I’ve been trying to write today but nothing will come which is strange as when I am asleep my mind is so full of thoughts and themes. It’s become harder and harder to write anything in the last twelve months. It’s as if I no longer know what I think and even Trump just seems to be an inevitable joke that is being played on us all. There was a time when my words would have raged with him, but why should I bother. A few million flies can’t be wrong can they?
It’s cumulative isn’t it? These small shocks and defeats that seem to come from nowhere but were there in the shadows of age and experience all along. It’s been a confusing and bitter year with not much accomplished and what few answers I have found have been deep at the bottom of a bottle – many bottles actually. Too much change, too much loss, too much realisation of the inevitability and powerlessness that I feel at times.
I can’t remember the last time I picked up a pen or a brush other than to sweep the floor and I find myself wondering if it really matters. I’m not going to matter in a few years anyway and who will care for my words and scribbles? Oh, I still have the odd flash of insight but it’s so much easier to concentrate on the next drink, the next meal, the next episode on TV and thinking is so very hard: far, far too challenging, so best not to do it.

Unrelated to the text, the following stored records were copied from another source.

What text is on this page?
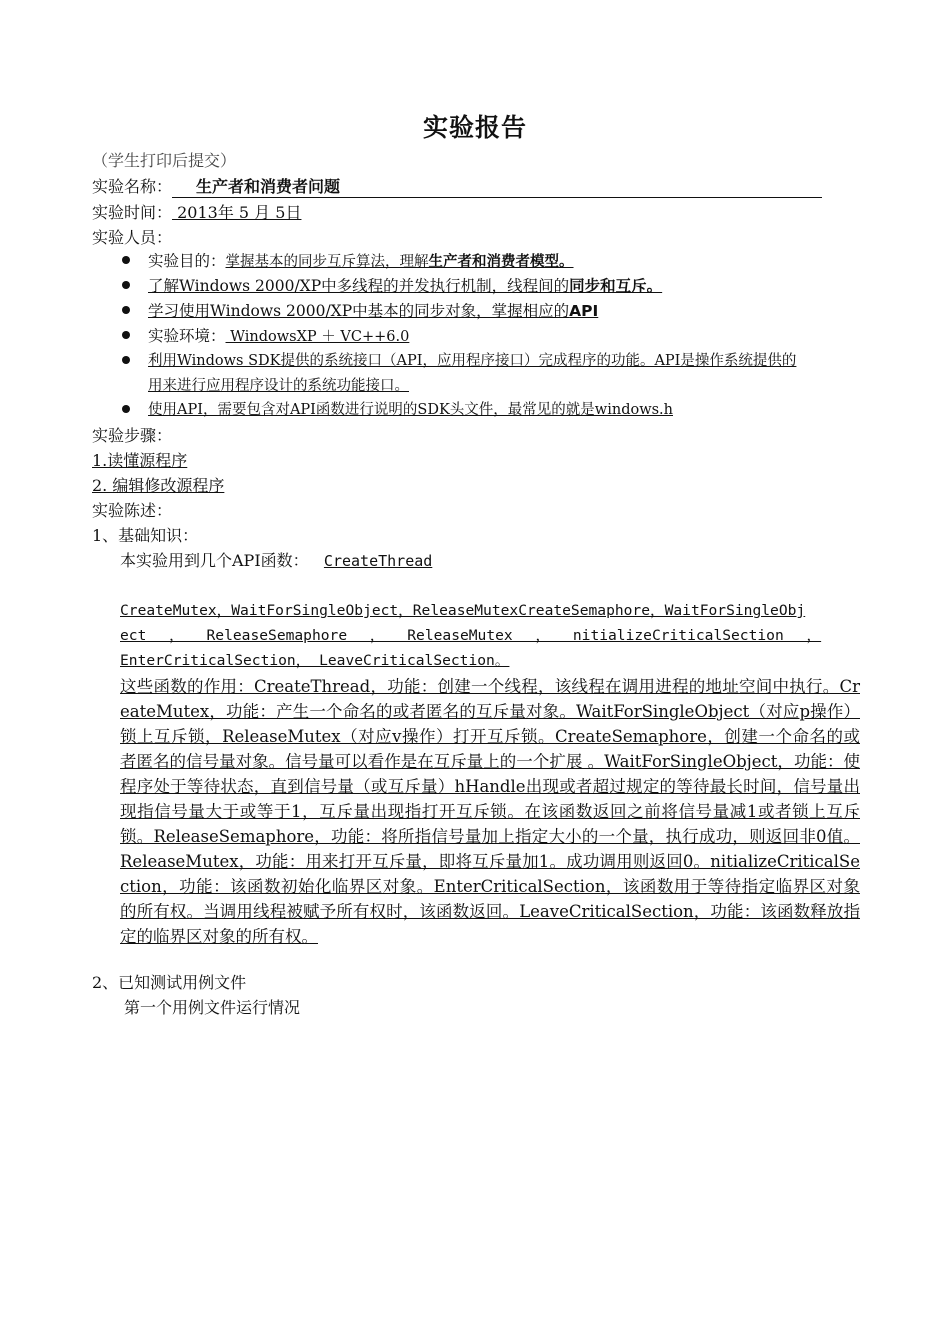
实验报告
（学生打印后提交）
实验名称： 生产者和消费者问题
实验时间： 2013年 5 月 5日
实验人员：
实验目的：掌握基本的同步互斥算法，理解生产者和消费者模型。
了解Windows 2000/XP中多线程的并发执行机制，线程间的同步和互斥。
学习使用Windows 2000/XP中基本的同步对象，掌握相应的API
实验环境： WindowsXP ＋ VC++6.0
利用Windows SDK提供的系统接口（API，应用程序接口）完成程序的功能。API是操作系统提供的
用来进行应用程序设计的系统功能接口。
使用API，需要包含对API函数进行说明的SDK头文件，最常见的就是windows.h
实验步骤：
1.读懂源程序
2. 编辑修改源程序
实验陈述：
1、基础知识：
本实验用到几个API函数： CreateThread
CreateMutex，WaitForSingleObject，ReleaseMutexCreateSemaphore，WaitForSingleObj
ect ， ReleaseSemaphore ， ReleaseMutex ， nitializeCriticalSection ，
EnterCriticalSection， LeaveCriticalSection。
这些函数的作用：CreateThread，功能：创建一个线程，该线程在调用进程的地址空间中执行。CreateMutex，功能：产生一个命名的或者匿名的互斥量对象。WaitForSingleObject（对应p操作）锁上互斥锁，ReleaseMutex（对应v操作）打开互斥锁。CreateSemaphore，创建一个命名的或者匿名的信号量对象。信号量可以看作是在互斥量上的一个扩展 。WaitForSingleObject，功能：使程序处于等待状态，直到信号量（或互斥量）hHandle出现或者超过规定的等待最长时间，信号量出现指信号量大于或等于1，互斥量出现指打开互斥锁。在该函数返回之前将信号量减1或者锁上互斥锁。ReleaseSemaphore，功能：将所指信号量加上指定大小的一个量，执行成功，则返回非0值。ReleaseMutex，功能：用来打开互斥量，即将互斥量加1。成功调用则返回0。nitializeCriticalSection，功能：该函数初始化临界区对象。EnterCriticalSection，该函数用于等待指定临界区对象的所有权。当调用线程被赋予所有权时，该函数返回。LeaveCriticalSection，功能：该函数释放指定的临界区对象的所有权。
2、已知测试用例文件
第一个用例文件运行情况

I pretend that it will all be different next year and that I will hit upon a great idea, build bridges, lose weight, smile more, try to be better, write and paint and think – but will I? Can I? I seem to be ‘enjoying’ myself far too much to be bothered. I’ll have to see and hope, but hope is found in pretty small measure at the moment.
Maybe it’s the time of year.
There was a time where I saw contentment as apathy and I think I may have been right. In my laziness I have become apathetic to the world, content to just accept whatever will be. What can I do? I’m tired of being the king of lost causes, weary of fighting for nothing. It’s time maybe to take off my Canute crown and let the waves roll over me, get wet and swim or drown.
I have no idea where I would swim to though.